We use cookies. Read the Privacy and Cookie Policy

Глава 11

Мифы ленинградской блокады

…Сравнять Ленинград с землёй

В последнее время не проходит и года, чтобы в очередной блокадный юбилей какое-нибудь упивающееся собственным «человеколюбием» светило из числа творческой интеллигенции не вылезло на телевизионный экран или страницы массовых изданий с разглагольствованиями о том, что следовало сдать Ленинград немцам без боя и тем самым сохранить жизни сотен тысяч ленинградцев. К сожалению, те, кто возражает подобным «гуманистам», как правило ограничиваются аргументами морального и военно-стратегического плана. Действительно, рассуждения о предпочтительности капитуляции оскорбительны для памяти защитников города. Безусловно, падение Ленинграда катастрофически ухудшило бы ситуацию на советско-германском фронте. Но, сосредотачиваясь в своих отповедях всевозможным астафьевым и лихачёвым на этих моментах, их оппоненты как бы молчаливо соглашаются с тезисом, будто капитуляция могла спасти жизни ленинградцев. Между тем это совершенно не так, в чём и состоит главная ложь доморощенных «гуманистов».

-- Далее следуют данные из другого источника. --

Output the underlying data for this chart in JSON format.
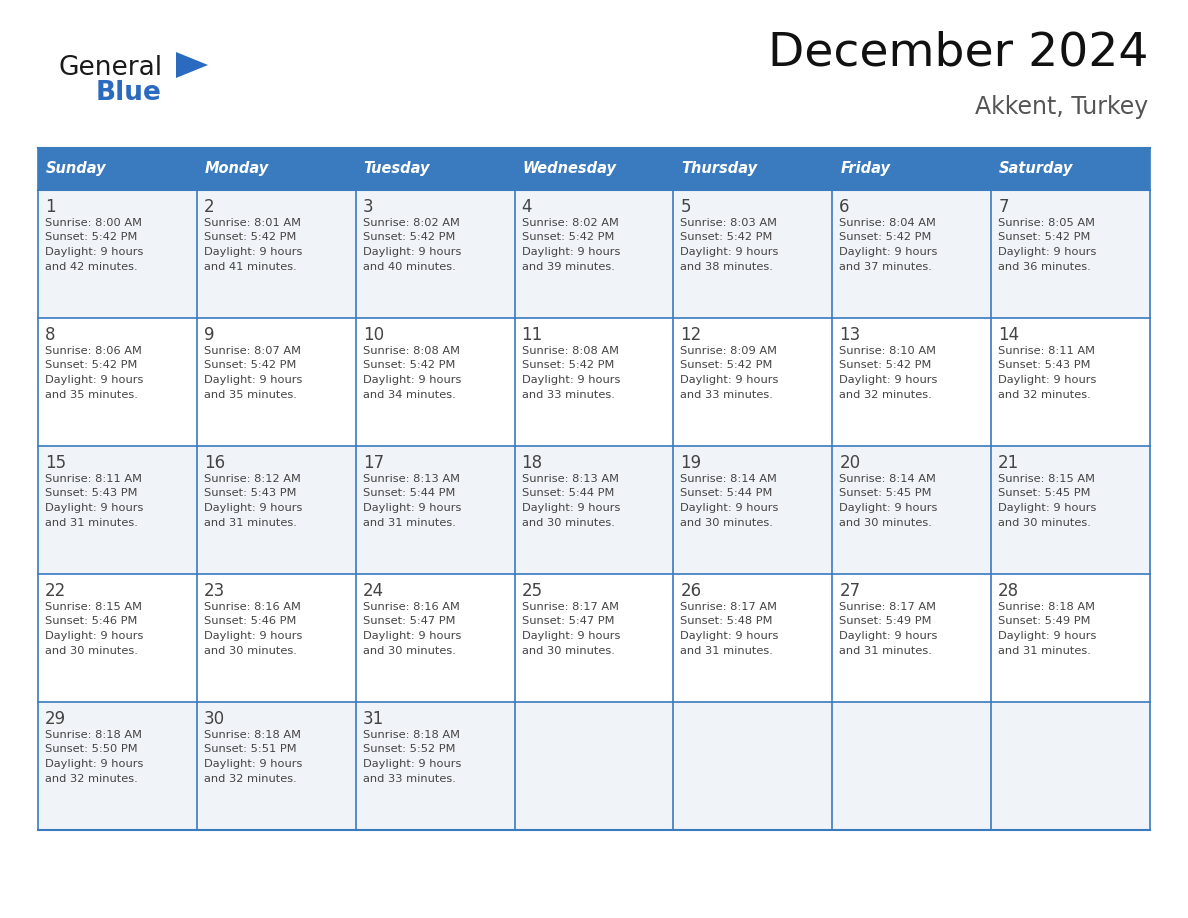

Дело в том, что гитлеровское руководство планировало не просто захватить город на Неве, но и полностью его уничтожить. 8 июля 1941 года после совещания Верховного главнокомандования германских Вооружённых сил начальник штаба командования Сухопутных войск генерал-полковник Ф. Гальдер отметил в своём дневнике: «Непоколебимо решение фюрера сровнять Москву и Ленинград с землёй, чтобы полностью избавиться от населения этих городов, которое в противном случае мы потом будем вынуждены кормить в течение зимы. Задачу уничтожения этих городов должна выполнить авиация. Для этого не следует использовать танки»[833].

16 июля 1941 года в ставке Гитлера состоялось совещание высших руководителей Третьего рейха. Как сказано в его протокольной записи: «На Ленинградскую область претендуют финны. Фюрер хочет сровнять Ленинград с землёй, с тем чтобы затем отдать его финнам»[834].

21 сентября 1941 года отдел обороны Верховного главнокомандования германских Вооружённых сил представил аналитическую записку, в которой рассмотрел возможные варианты действий после взятия Ленинграда:

1) Немцы занимают город и поступают с ним так же, как и с другими русскими большими городами. Авторы отвергают этот вариант, поскольку «тогда надо брать на себя ответственность за снабжение населения».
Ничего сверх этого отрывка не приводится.